Make sure the pull request follows these rules:

  • The main branch is the default branch. For general changes, please make a new branch in your own fork from the current main branch. Do not make pull requests from your copy of the main branch.
  • Please provide a description of the changes in the pull request under the summary section of the pull request template, and reference any related issues by providing the issue number. Do not post links to issue numbers as that breaks the integration. Stating the issue number is enough.
  • Do not change the version number.
  • Do not submit files that were not actively changed but have otherwise been modified. This is particularly an issue with autoformatting.

General Rules

These are the guidelines for the project. The source code of novelWriter broadly follows the PEP8 style guide, but with a few exceptions.

The project uses ruff for linting, but the auto-formatter should not be used at this point. It also uses isort for import sorting. The latter can be auto-formatted and the settings are defined in ``pyproject.toml`.

Tests

  • New code must not break any existing tests.
  • New code must come with tests that cover the code in full. If the code has branches that only runs on some OSes, they only need to be covered when test are run on that OS. The test suite runs on Linux, Windows and MacOS.

A helper script is provided for running tests. It simplifies coverage reporting and a few other things. Run the following to see all details:

pdm run run_tests.py --help

Code Formatting

  • The pull request code must pass the ruff and isort linting rules specified in pyproject.toml.
  • In general, do not make large scale formatting changes to the code.

Type Annotations

  • All functions and parameters must be type annotated, and so must variables and attributes if the type cannot be inferred from the initial value. Typing rules are set in pyproject.toml and a pull request must pass pyright with these settings.
  • Do not use the Any type when an actual type exists. Any is allowed for functions that actually handles any kind of input and returns a standard type.
  • Do not use deprecated capitalised annotations like Dict, List, Tuple, etc.
  • Type annotated code must be runnable on all supported Python versions.

Internationalisation

  • All comments and docstrings in the code must be in English.
  • All text presented to the user must be wrapped in calls to Qt's translation framework, and the spelling of this text must be UK English. US English spelling is not allowed for these strings.
  • Commit descriptions and pull requests must also be in English.

Line Length

  • Source code lines can extend to the upper limit of 99 characters. Generally, if a code statement requires multiple lines, the lines should wrap at 79 characters if possible. If wrapping can be avoided by going to 99, then that is generally preferable. Readability has priority.
  • For text files, the text should be wrapped at 99 character. The exception is Markdown image tags and URLs which can run past that limit.

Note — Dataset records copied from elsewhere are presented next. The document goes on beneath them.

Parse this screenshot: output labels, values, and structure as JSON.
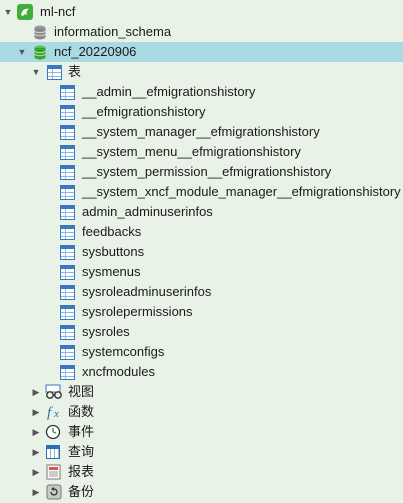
{
  "tree": {
    "connection": {
      "label": "ml-ncf",
      "icon": "mysql-dolphin-icon"
    },
    "databases": [
      {
        "label": "information_schema",
        "icon": "database-gray-icon"
      },
      {
        "label": "ncf_20220906",
        "icon": "database-green-icon",
        "selected": true
      }
    ],
    "tables_folder": {
      "label": "表",
      "icon": "table-icon"
    },
    "tables": [
      "__admin__efmigrationshistory",
      "__efmigrationshistory",
      "__system_manager__efmigrationshistory",
      "__system_menu__efmigrationshistory",
      "__system_permission__efmigrationshistory",
      "__system_xncf_module_manager__efmigrationshistory",
      "admin_adminuserinfos",
      "feedbacks",
      "sysbuttons",
      "sysmenus",
      "sysroleadminuserinfos",
      "sysrolepermissions",
      "sysroles",
      "systemconfigs",
      "xncfmodules"
    ],
    "other_folders": [
      {
        "label": "视图",
        "icon": "view-glasses-icon"
      },
      {
        "label": "函数",
        "icon": "function-fx-icon"
      },
      {
        "label": "事件",
        "icon": "event-clock-icon"
      },
      {
        "label": "查询",
        "icon": "query-grid-icon"
      },
      {
        "label": "报表",
        "icon": "report-icon"
      },
      {
        "label": "备份",
        "icon": "backup-icon"
      }
    ]
  },
  "colors": {
    "background": "#e9f2e7",
    "selected_row": "#a9d9e2",
    "table_icon_blue": "#3a78c4",
    "connection_green": "#3fae3a"
  }
}
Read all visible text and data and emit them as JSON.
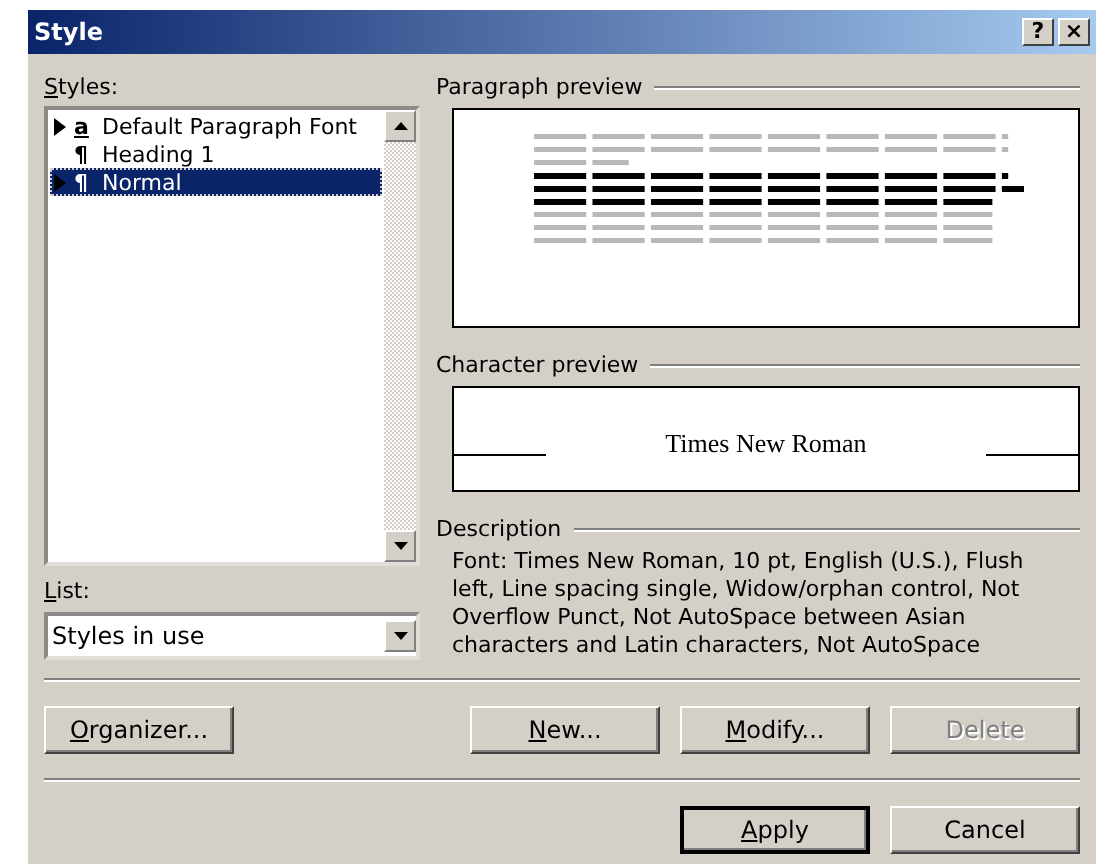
{
  "window": {
    "title": "Style",
    "help": "?",
    "close": "×"
  },
  "styles_label": {
    "key": "S",
    "after": "tyles:"
  },
  "styles": [
    {
      "glyph": "a",
      "kind": "character",
      "marker": true,
      "name": "Default Paragraph Font",
      "selected": false
    },
    {
      "glyph": "¶",
      "kind": "paragraph",
      "marker": false,
      "name": "Heading 1",
      "selected": false
    },
    {
      "glyph": "¶",
      "kind": "paragraph",
      "marker": true,
      "name": "Normal",
      "selected": true
    }
  ],
  "list_label": {
    "key": "L",
    "after": "ist:"
  },
  "list_value": "Styles in use",
  "paragraph_preview": {
    "title": "Paragraph preview"
  },
  "character_preview": {
    "title": "Character preview",
    "sample": "Times New Roman"
  },
  "description": {
    "title": "Description",
    "text": "Font: Times New Roman, 10 pt, English (U.S.), Flush left, Line spacing single, Widow/orphan control, Not Overflow Punct, Not AutoSpace between Asian characters and Latin characters, Not AutoSpace"
  },
  "action_buttons": [
    {
      "key": "O",
      "after": "rganizer...",
      "disabled": false
    },
    {
      "key": "N",
      "after": "ew...",
      "disabled": false
    },
    {
      "key": "M",
      "after": "odify...",
      "disabled": false
    },
    {
      "before": "Delete",
      "disabled": true
    }
  ],
  "dialog_buttons": [
    {
      "key": "A",
      "after": "pply",
      "default": true
    },
    {
      "before": "Cancel",
      "default": false
    }
  ]
}
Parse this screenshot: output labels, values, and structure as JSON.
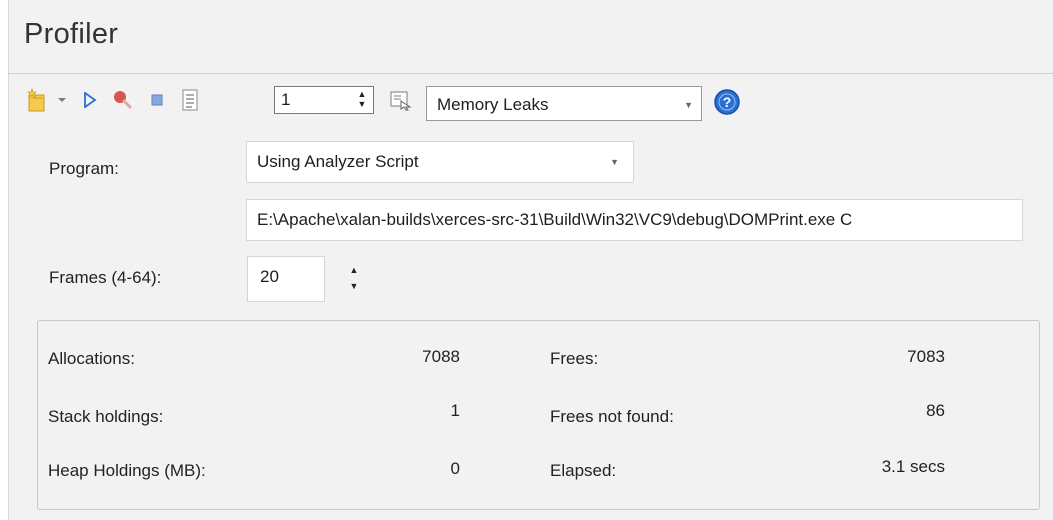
{
  "title": "Profiler",
  "toolbar": {
    "icons": [
      "new-icon",
      "dropdown-arrow-icon",
      "run-icon",
      "record-icon",
      "stop-icon",
      "report-icon",
      "options-icon",
      "help-icon"
    ],
    "spin_value": "1",
    "mode_value": "Memory Leaks"
  },
  "form": {
    "program_label": "Program:",
    "program_value": "Using Analyzer Script",
    "command_value": "E:\\Apache\\xalan-builds\\xerces-src-31\\Build\\Win32\\VC9\\debug\\DOMPrint.exe C",
    "frames_label": "Frames (4-64):",
    "frames_value": "20"
  },
  "stats": {
    "allocations_label": "Allocations:",
    "allocations_value": "7088",
    "stack_label": "Stack holdings:",
    "stack_value": "1",
    "heap_label": "Heap Holdings (MB):",
    "heap_value": "0",
    "frees_label": "Frees:",
    "frees_value": "7083",
    "frees_nf_label": "Frees not found:",
    "frees_nf_value": "86",
    "elapsed_label": "Elapsed:",
    "elapsed_value": "3.1 secs"
  },
  "colors": {
    "panel_bg": "#f2f2f2",
    "accent_blue": "#2b6fd6",
    "record_red": "#d9534f"
  }
}
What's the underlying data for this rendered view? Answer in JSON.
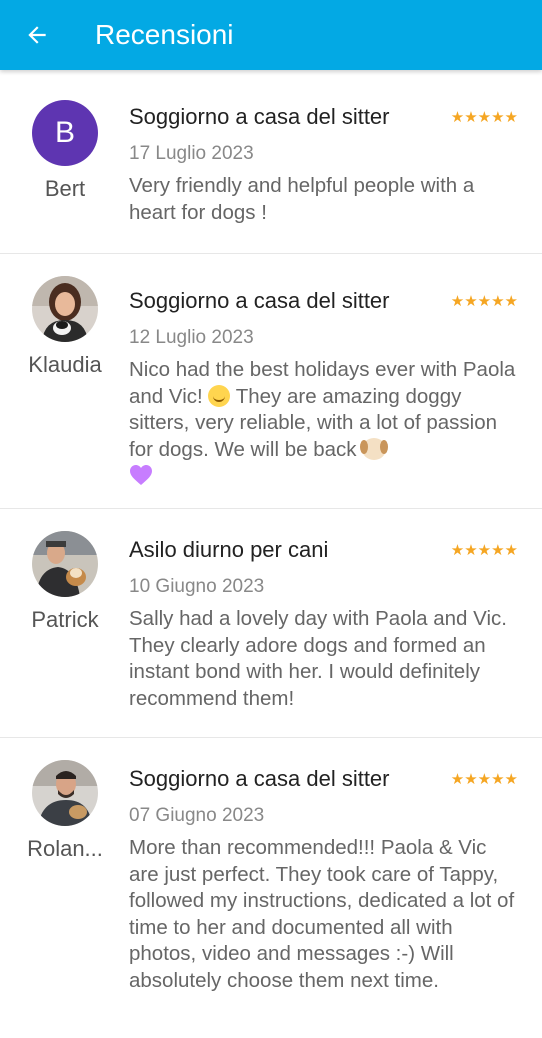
{
  "header": {
    "title": "Recensioni",
    "back_icon": "arrow-left-icon"
  },
  "colors": {
    "appbar": "#03A9E4",
    "star": "#F5A623",
    "avatar_letter_bg": "#5E35B1"
  },
  "reviews": [
    {
      "reviewer": "Bert",
      "avatar_letter": "B",
      "service": "Soggiorno a casa del sitter",
      "rating": 5,
      "stars": "★★★★★",
      "date": "17 Luglio 2023",
      "text": "Very friendly and helpful people with a heart for dogs !"
    },
    {
      "reviewer": "Klaudia",
      "service": "Soggiorno a casa del sitter",
      "rating": 5,
      "stars": "★★★★★",
      "date": "12 Luglio 2023",
      "text_part1": "Nico had the best holidays ever with Paola and Vic! ",
      "text_part2": " They are amazing doggy sitters, very reliable, with a lot of passion for dogs. We will be back "
    },
    {
      "reviewer": "Patrick",
      "service": "Asilo diurno per cani",
      "rating": 5,
      "stars": "★★★★★",
      "date": "10 Giugno 2023",
      "text": "Sally had a lovely day with Paola and Vic. They clearly adore dogs and formed an instant bond with her. I would definitely recommend them!"
    },
    {
      "reviewer": "Rolan...",
      "service": "Soggiorno a casa del sitter",
      "rating": 5,
      "stars": "★★★★★",
      "date": "07 Giugno 2023",
      "text": "More than recommended!!! Paola & Vic are just perfect. They took care of Tappy, followed my instructions, dedicated a lot of time to her and documented all with photos, video and messages :-) Will absolutely choose them next time."
    }
  ]
}
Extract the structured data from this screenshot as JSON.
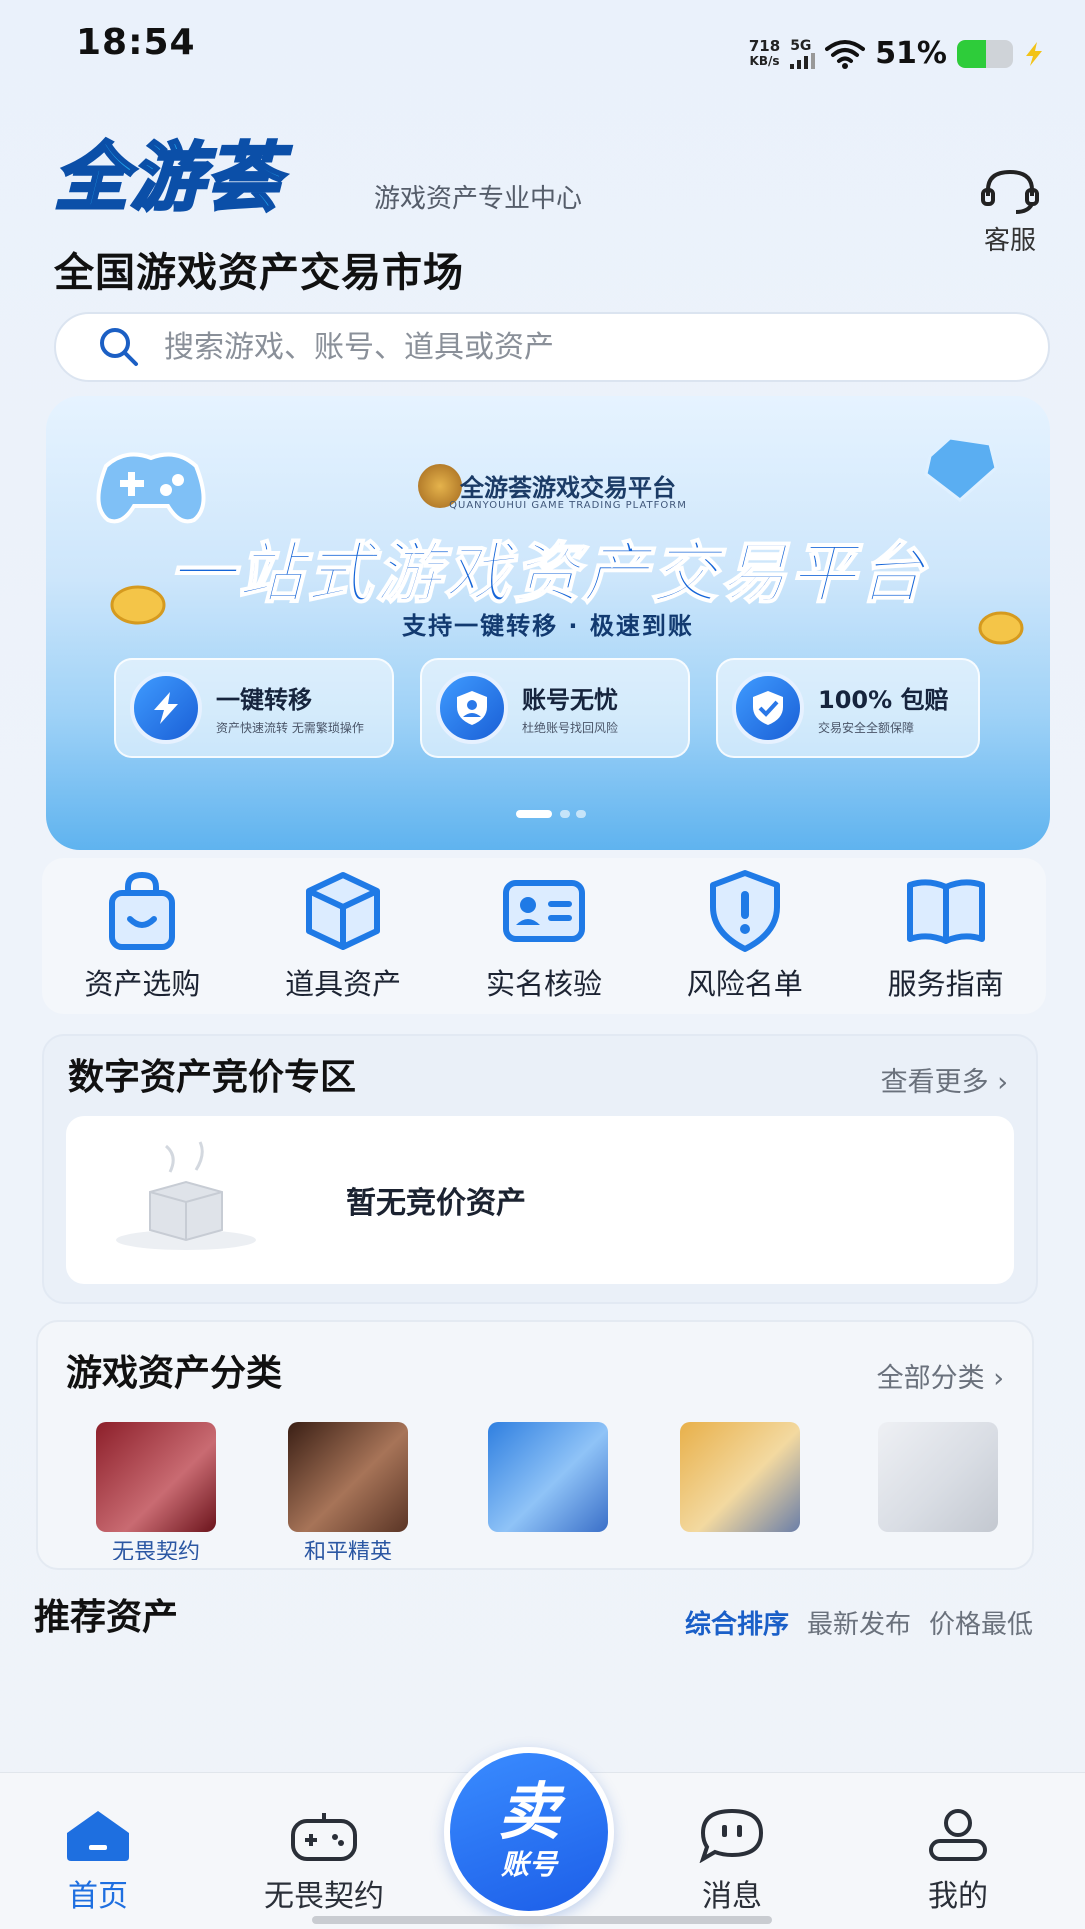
{
  "status_bar": {
    "time": "18:54",
    "net_speed_value": "718",
    "net_speed_unit": "KB/s",
    "network": "5G",
    "battery_percent": "51%",
    "battery_level": 0.51
  },
  "header": {
    "logo_text": "全游荟",
    "logo_subtitle": "游戏资产专业中心",
    "customer_service_label": "客服",
    "page_title": "全国游戏资产交易市场"
  },
  "search": {
    "placeholder": "搜索游戏、账号、道具或资产"
  },
  "banner": {
    "brand": "全游荟游戏交易平台",
    "brand_en": "QUANYOUHUI GAME TRADING PLATFORM",
    "title": "一站式游戏资产交易平台",
    "tagline": "支持一键转移 · 极速到账",
    "features": [
      {
        "title": "一键转移",
        "desc": "资产快速流转 无需繁琐操作",
        "icon": "lightning-icon"
      },
      {
        "title": "账号无忧",
        "desc": "杜绝账号找回风险",
        "icon": "shield-user-icon"
      },
      {
        "title": "100% 包赔",
        "desc": "交易安全全额保障",
        "icon": "shield-check-icon"
      }
    ]
  },
  "quick_actions": [
    {
      "label": "资产选购",
      "icon": "shopping-bag-icon"
    },
    {
      "label": "道具资产",
      "icon": "box-icon"
    },
    {
      "label": "实名核验",
      "icon": "id-card-icon"
    },
    {
      "label": "风险名单",
      "icon": "warning-shield-icon"
    },
    {
      "label": "服务指南",
      "icon": "book-icon"
    }
  ],
  "bidding": {
    "title": "数字资产竞价专区",
    "more": "查看更多",
    "empty_text": "暂无竞价资产"
  },
  "categories": {
    "title": "游戏资产分类",
    "more": "全部分类",
    "items": [
      {
        "name": "无畏契约",
        "color": "#8c1f2a"
      },
      {
        "name": "和平精英",
        "color": "#6b3a28"
      },
      {
        "name": "",
        "color": "#2f7fe0"
      },
      {
        "name": "",
        "color": "#e8b04a"
      },
      {
        "name": "",
        "color": "#d9dde4"
      }
    ]
  },
  "recommend": {
    "title": "推荐资产",
    "sorts": [
      {
        "label": "综合排序",
        "active": true
      },
      {
        "label": "最新发布",
        "active": false
      },
      {
        "label": "价格最低",
        "active": false
      }
    ]
  },
  "bottom_nav": {
    "items": [
      {
        "label": "首页",
        "icon": "home-icon",
        "active": true
      },
      {
        "label": "无畏契约",
        "icon": "gamepad-icon",
        "active": false
      },
      {
        "label": "消息",
        "icon": "message-icon",
        "active": false
      },
      {
        "label": "我的",
        "icon": "user-icon",
        "active": false
      }
    ],
    "sell_button": {
      "line1": "卖",
      "line2": "账号"
    }
  },
  "colors": {
    "accent": "#1e6fe0",
    "icon_blue": "#1f7ae6"
  }
}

Spaces, Indentation and Alignment

  • Only indentation by multiples of 4 spaces is allowed.
  • No trailing spaces should occur on any line in the source code, including empty lines.
  • Common line wrapping methods are allowed in the code except \, but avoid deep indentations.
  • Aligning operators and attributes in columns with multiple spaces is not allowed by PEP8. The rule is relaxed a bit here. Alignment is allowed when populating large dictionaries or setting many class attributes. It does improve readability in such cases, but should not be overused.

General Code Rules

  • Use f-string style for string formatting as the first choice, and .format functions if there is a good reason for it. Do not use % style formatting except for logging output. For logging, % must be used (it's a limitation in the logging library unfortunately).
  • Functions should be on camelCase form for consistency with the Qt library code. This also goes for variable names for the sake of internal consistency.